Per la sua compiutezza coreografica l’assolo, su musica di Bach, è diventato, in seguito, un pezzo a sé stante
reso famoso dalla puntuale interpretazione di due eccezionali interpreti quali Luciana
Savignano ,che lo arricchì del suo personale carisma, e Sylvie Guillem che, con questa
coreografia, vinse l’International Ballet Competition di Varna. La giovane interprete della
Scuola di Ballo che lo ha danzato ha saputo raccogliere con successo la preziosa eredità
di chi l’ha preceduta, offrendo un’interpretazione convincente e molto apprezzata dal
pubblico. Diafana e sinuosa nei movimenti delle mani e delle braccia è apparsa
espressivamente misteriosa e sensuale.
Il balletto “Les Sylphides” debuttò al Théatre du Chatelet di Parigi nel1909 in occasione
della prima stagione dei Balletts Russes di Diaghilev. Due anni prima Michail Fokin aveva
firmato “Chopiniana” , una coreografia su musiche del compositore francese ispirata
all’estetica del romanticismo ottocentesco nel cui sviluppo, seppure in maniera essenziale,
rimanevano ancora tracce di elementi drammaturgici. Con “Les Sylphides” Fokin va oltre
creando quello che può essere considerato il primo esempio di balletto concertante della
storia. Lo spirito del Romanticismo rimane nell’ispirazione che rimanda a “La Sylphide”
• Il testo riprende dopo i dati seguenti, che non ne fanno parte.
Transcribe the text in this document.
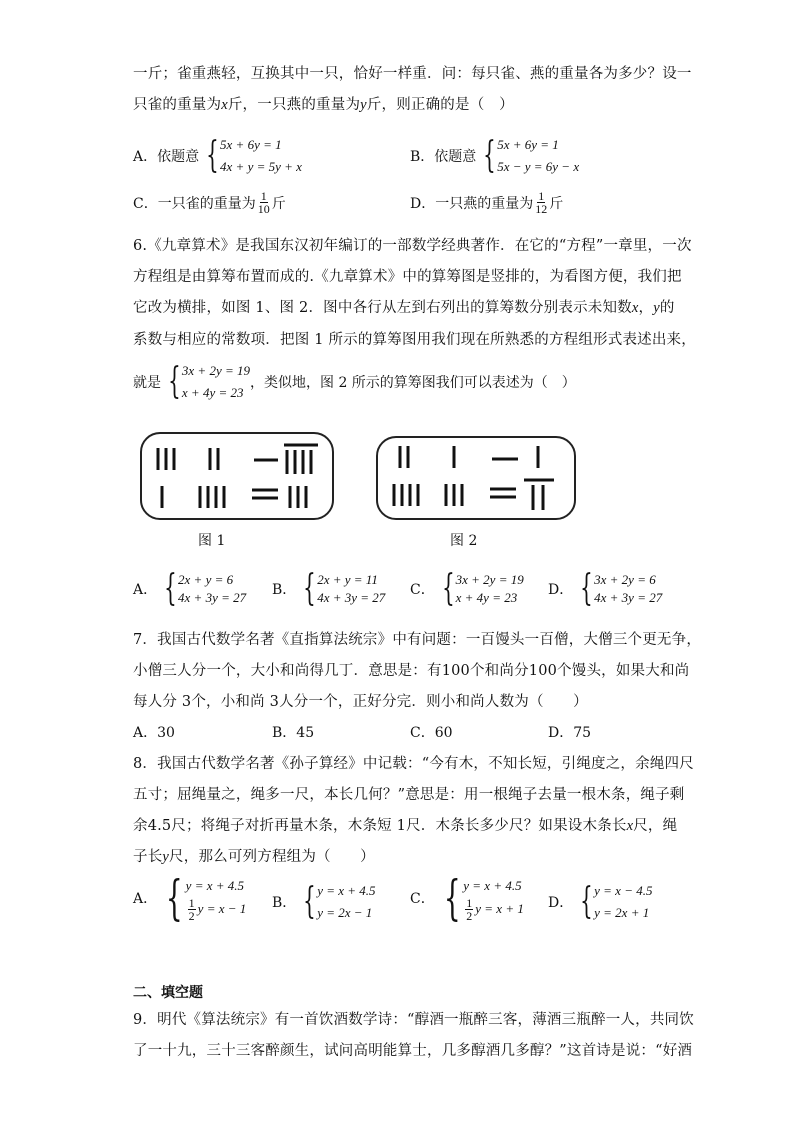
一斤；雀重燕轻，互换其中一只，恰好一样重．问：每只雀、燕的重量各为多少？设一
只雀的重量为x斤，一只燕的重量为y斤，则正确的是（　）
A．依题意 { 5x + 6y = 1
4x + y = 5y + x
B．依题意 { 5x + 6y = 1
5x − y = 6y − x
C．一只雀的重量为 $\frac{1}{10}$ 斤	D．一只燕的重量为 $\frac{1}{12}$ 斤
6.《九章算术》是我国东汉初年编订的一部数学经典著作．在它的“方程”一章里，一次
方程组是由算筹布置而成的.《九章算术》中的算筹图是竖排的，为看图方便，我们把
它改为横排，如图 1、图 2．图中各行从左到右列出的算筹数分别表示未知数x，y的
系数与相应的常数项．把图 1 所示的算筹图用我们现在所熟悉的方程组形式表述出来，
就是 { 3x + 2y = 19
x + 4y = 23
，类似地，图 2 所示的算筹图我们可以表述为（　）
图 1	图 2
A． { 2x + y = 6
4x + 3y = 27 B． { 2x + y = 11
4x + 3y = 27 C． { 3x + 2y = 19
x + 4y = 23	D． { 3x + 2y = 6
4x + 3y = 27
7．我国古代数学名著《直指算法统宗》中有问题：一百馒头一百僧，大僧三个更无争，
小僧三人分一个，大小和尚得几丁．意思是：有100个和尚分100个馒头，如果大和尚
每人分 3个，小和尚 3人分一个，正好分完．则小和尚人数为（　　）
A．30	B．45	C．60	D．75
8．我国古代数学名著《孙子算经》中记载：“今有木，不知长短，引绳度之，余绳四尺
五寸；屈绳量之，绳多一尺，本长几何？”意思是：用一根绳子去量一根木条，绳子剩
余4.5尺；将绳子对折再量木条，木条短 1尺．木条长多少尺？如果设木条长x尺，绳
子长y尺，那么可列方程组为（　　）
A． { y = x + 4.5
$\frac{1}{2}$ y = x − 1 B． { y = x + 4.5
y = 2x − 1
C． { y = x + 4.5
$\frac{1}{2}$ y = x + 1 D． { y = x − 4.5
y = 2x + 1
二、填空题
9．明代《算法统宗》有一首饮酒数学诗：“醇酒一瓶醉三客，薄酒三瓶醉一人，共同饮
了一十九，三十三客醉颜生，试问高明能算士，几多醇酒几多醇？”这首诗是说：“好酒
creata nel 1832 da Filippo Taglioni per la figlia Maria,ma è interpretato dal coreografo
in maniera personale e moderna. Sulle note di F. Chopin si sviluppa un raffinato “ballet
blanc” nel quale il corpo di ballo ,impegnato in un continuo intreccio di pose che si
sciolgono e riformano in maniera sempre diversa e originale, fa da cornice alle variazioni e
al passo a due del poeta e delle sue eteree muse . Di questo balletto ,che mette in luce
soprattutto le doti femminili, le allieve della Scuola di Ballo hanno dato un’interpretazione
stilisticamente corretta e molto curata nella morbidezza delle braccia e nel espressività
degli atteggiamenti.
“Who Cares” ,ultimo titolo in programma nello spettacolo, nacque dal fortunato incontro,
negli anni Trenta, fra Balanchine e Gershwin. Il compositore americano chiese al
coreografo russo di creare alcune danze per il film “The Goldwin Follies”. Dopo molti anni,
nel 1970, Balanchine riprese la raccolta di canzoni trasformandola, attraverso la sua
straordinaria ricchezza creativa, in una piacevole carrellata di eleganti passi a due e briosi
assolo. Un aspetto importante da sottolineare è che questo balletto ,di solito danzato da
ballerini professionisti già molto esperti, sia stato concesso dalla Fondazione Balanchine
alla Scuola di Ballo del Teatro alla Scala. I calorosi applausi del pubblico a fine serata
hanno sottolineato il successo della serata.